The normalcy of our lives only a year ago seems like a distant memory compared with what we are all dealing with today. COVID has forced upon us a new way of living, with economic strains
disproportionately carried by certain sectors of our economy.
In Sudbury, the strain is evident on school boards, the YMCA, arts, cultural and social support
organizations, restaurants, and retail businesses with the exception of big box stores.
The level of debt taken on by both federal and provincial governments to deal with the crisis via financial support programs is unprecedented. The federal deficit is estimated to be over ten times 2019 levels at $343 billion, raising the federal debt to over $1.1 trillion dollars.
Similarly, the provincial deficit is estimated to be over $38 billion.
This astounding level of debt increase not seen since the Second World War will ultimately result in austerity when the financial hangover ensues.
In the years to come, the city will receive less money from higher levels of government through transfer payments and support programs. This at a time of a higher demand from the various impaired entities in Sudbury.

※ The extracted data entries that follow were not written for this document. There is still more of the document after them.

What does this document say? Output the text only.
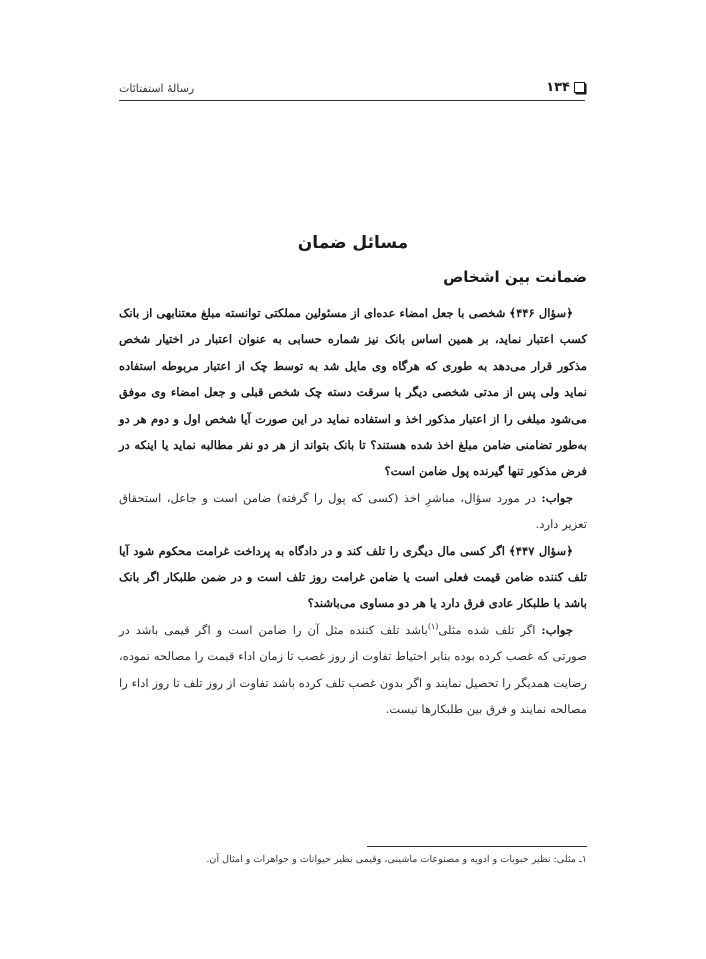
رسالۀ استفتائات	۱۳۴
مسائل ضمان
ضمانت بين اشخاص

﴿سؤال ۴۴۶﴾ شخصی با جعل امضاء عده‌ای از مسئولين مملكتی توانسته مبلغ معتنابهی از بانک كسب اعتبار نمايد، بر همين اساس بانک نيز شماره حسابی به عنوان اعتبار در اختيار شخص مذكور قرار می‌دهد به طوری كه هرگاه وی مايل شد به توسط چک از اعتبار مربوطه استفاده نمايد ولی پس از مدتی شخصی ديگر با سرقت دسته چک شخص قبلی و جعل امضاء وی موفق می‌شود مبلغی را از اعتبار مذكور اخذ و استفاده نمايد در اين صورت آيا شخص اول و دوم هر دو به‌طور تضامنی ضامن مبلغ اخذ شده هستند؟ تا بانک بتواند از هر دو نفر مطالبه نمايد يا اينكه در فرض مذكور تنها گيرنده پول ضامن است؟

جواب: در مورد سؤال، مباشرِ اخذ (كسی كه پول را گرفته) ضامن است و جاعل، استحقاق تعزير دارد.

﴿سؤال ۴۴۷﴾ اگر كسی مال ديگری را تلف كند و در دادگاه به پرداخت غرامت محكوم شود آيا تلف كننده ضامن قيمت فعلی است يا ضامن غرامت روز تلف است و در ضمن طلبكار اگر بانک باشد با طلبكار عادی فرق دارد يا هر دو مساوی می‌باشند؟

جواب: اگر تلف شده مثلی$^{(۱)}$باشد تلف كننده مثل آن را ضامن است و اگر قيمی باشد در صورتی كه غصب كرده بوده بنابر احتياط تفاوت از روز غصب تا زمان اداء قيمت را مصالحه نموده، رضايت همديگر را تحصيل نمايند و اگر بدون غصب تلف كرده باشد تفاوت از روز تلف تا روز اداء را مصالحه نمايند و فرق بين طلبكارها نيست.

۱ـ مثلی: نظير حبوبات و ادويه و مصنوعات ماشينی، وقيمی نظير حيوانات و جواهرات و امثال آن.
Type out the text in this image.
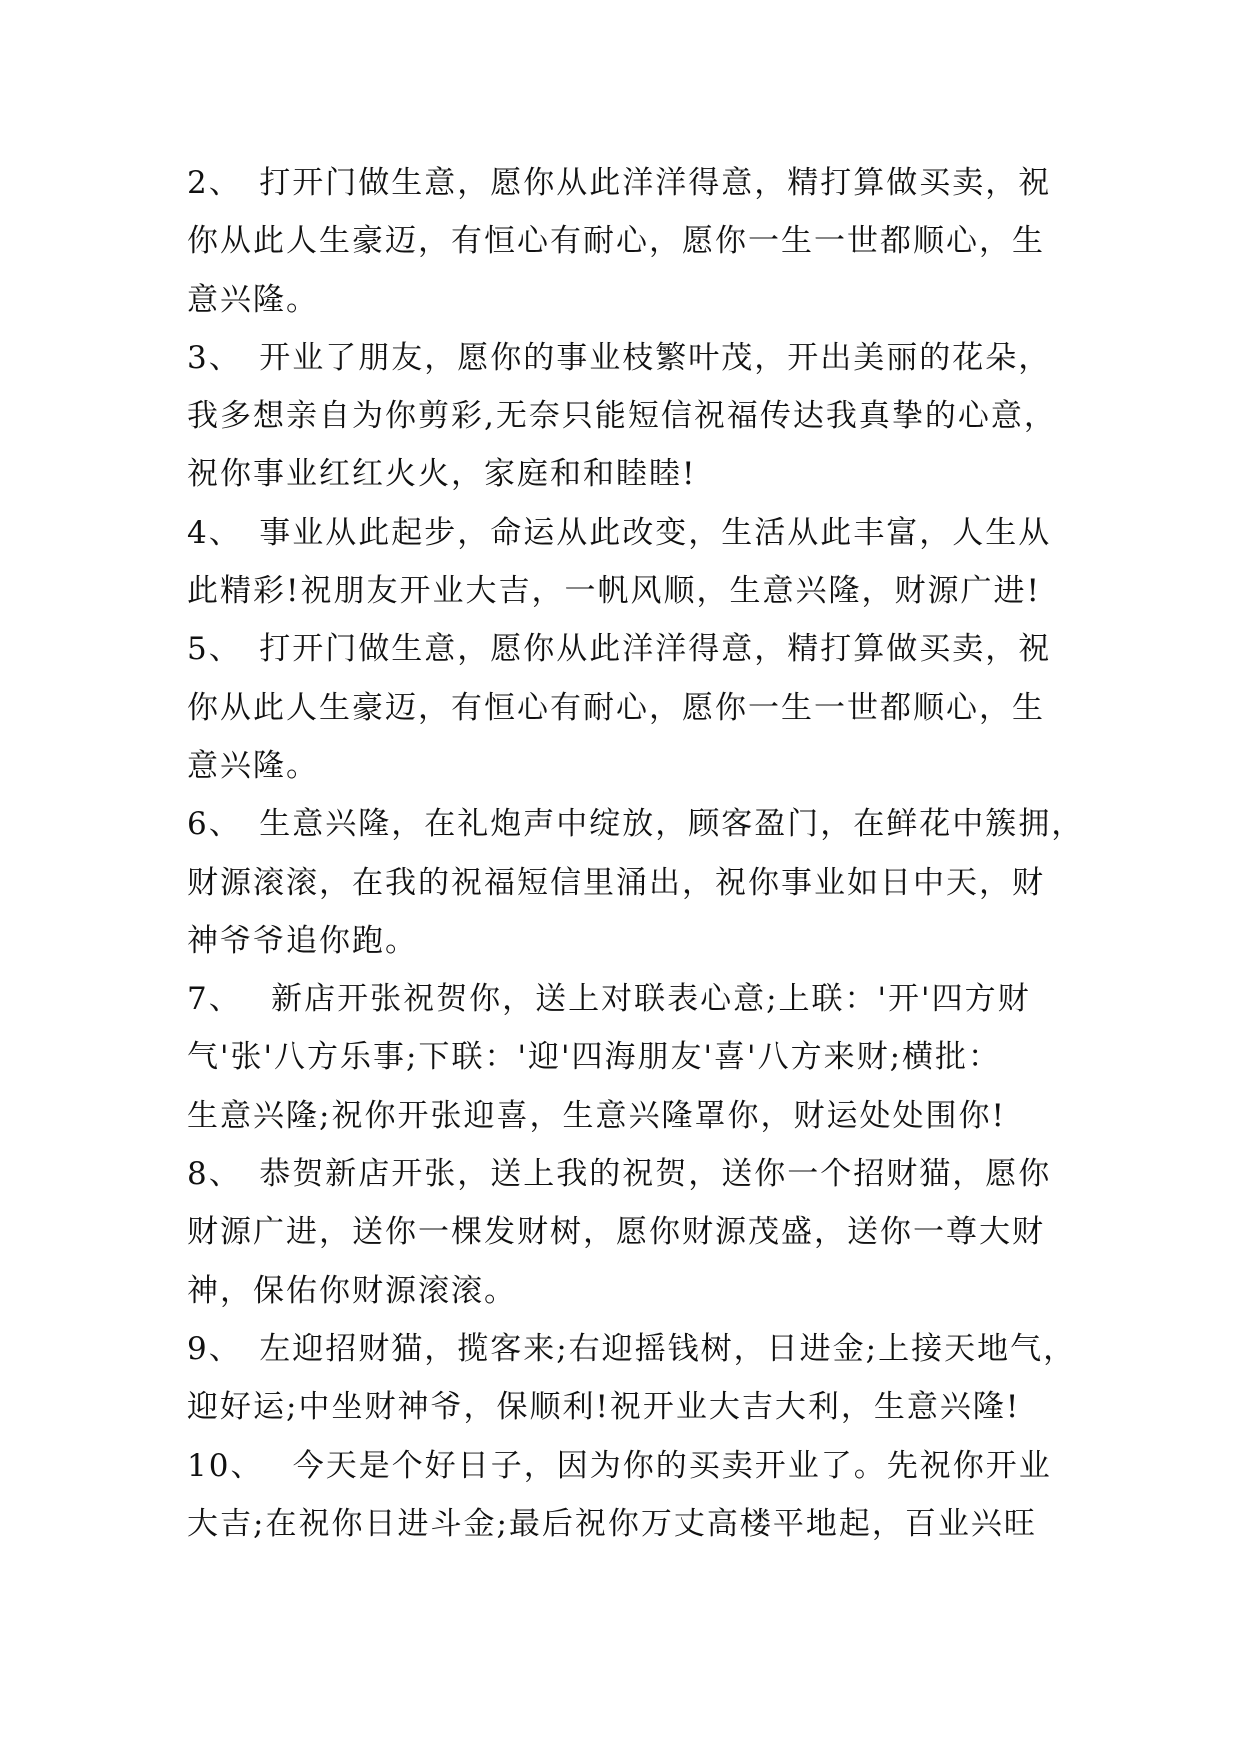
2、　打开门做生意，愿你从此洋洋得意，精打算做买卖，祝
你从此人生豪迈，有恒心有耐心，愿你一生一世都顺心，生
意兴隆。
3、　开业了朋友，愿你的事业枝繁叶茂，开出美丽的花朵，
我多想亲自为你剪彩,无奈只能短信祝福传达我真挚的心意，
祝你事业红红火火，家庭和和睦睦!
4、　事业从此起步，命运从此改变，生活从此丰富，人生从
此精彩!祝朋友开业大吉，一帆风顺，生意兴隆，财源广进!
5、　打开门做生意，愿你从此洋洋得意，精打算做买卖，祝
你从此人生豪迈，有恒心有耐心，愿你一生一世都顺心，生
意兴隆。
6、　生意兴隆，在礼炮声中绽放，顾客盈门，在鲜花中簇拥，
财源滚滚，在我的祝福短信里涌出，祝你事业如日中天，财
神爷爷追你跑。
7、　 新店开张祝贺你，送上对联表心意;上联：'开'四方财
气'张'八方乐事;下联：'迎'四海朋友'喜'八方来财;横批：
生意兴隆;祝你开张迎喜，生意兴隆罩你，财运处处围你!
8、　恭贺新店开张，送上我的祝贺，送你一个招财猫，愿你
财源广进，送你一棵发财树，愿你财源茂盛，送你一尊大财
神，保佑你财源滚滚。
9、　左迎招财猫，揽客来;右迎摇钱树，日进金;上接天地气，
迎好运;中坐财神爷，保顺利!祝开业大吉大利，生意兴隆!
10、　 今天是个好日子，因为你的买卖开业了。先祝你开业
大吉;在祝你日进斗金;最后祝你万丈高楼平地起，百业兴旺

Financially, things are going to get tougher in the post-COVID world for municipalities and taxpayers.
The rise of on-line shopping (and gambling), work-at-home programs and the fear of social gatherings are behaviours that will, to some extent, remain intact in our post-COVID world.
The pandemic has heavily impacted casinos in Ontario. On Sept. 30, Rob Mitchell of Gateway Casinos made the following statement when asked why construction on the Wonderland Road Casino Development in London has stopped.
“At this time, all our resources are focused on reopening our existing casinos and adjusting to the challenges of the ‘new normal’ that COVID-19 has brought to the gaming industry. Under present circumstances, it is difficult to forecast when development projects can resume until we better understand the impact of COVID-19 on our existing operations. All of these concerns impact the planning, timing, and design of projects.”
Key takeaways from this statement are that COVID has made the future of casinos uncertain and Gateway is wisely suspending all projects until they can understand the impact of COVID on existing operations. Gateway concedes the impact of COVID may change “planning, timing and design of projects.”
This leaves many questions to be answered.
Will the predominantly seniors-based patrons return to casinos at their pre-COVID levels in the post-COVID world?
Will the decline in casino revenues continue, and accelerate post-COVID? Gambling revenue at the Slots in Chelmsford in 2012 was $50.2 million, and by 2019 it had eroded to $39.6 million, based on payments made to the city.
Is a $60 million casino development still viable in Sudbury post-COVID?
The bottom line is that Gateway will reconsider their options when the COVID crisis is over. This may be years from now. We should expect that projects will be smaller, more automated (less employees), and less profitable than anticipated pre-COVID.
Regardless of the decision of LPAT, should the city pause the KED until there is certainty in the future viability of both, the project, and the level of contribution of the partners? Given the radical changes COVID has forced upon consumer behaviour, and the impending impairment of municipal finances, should other options be considered?
I think so, because COVID changes everything.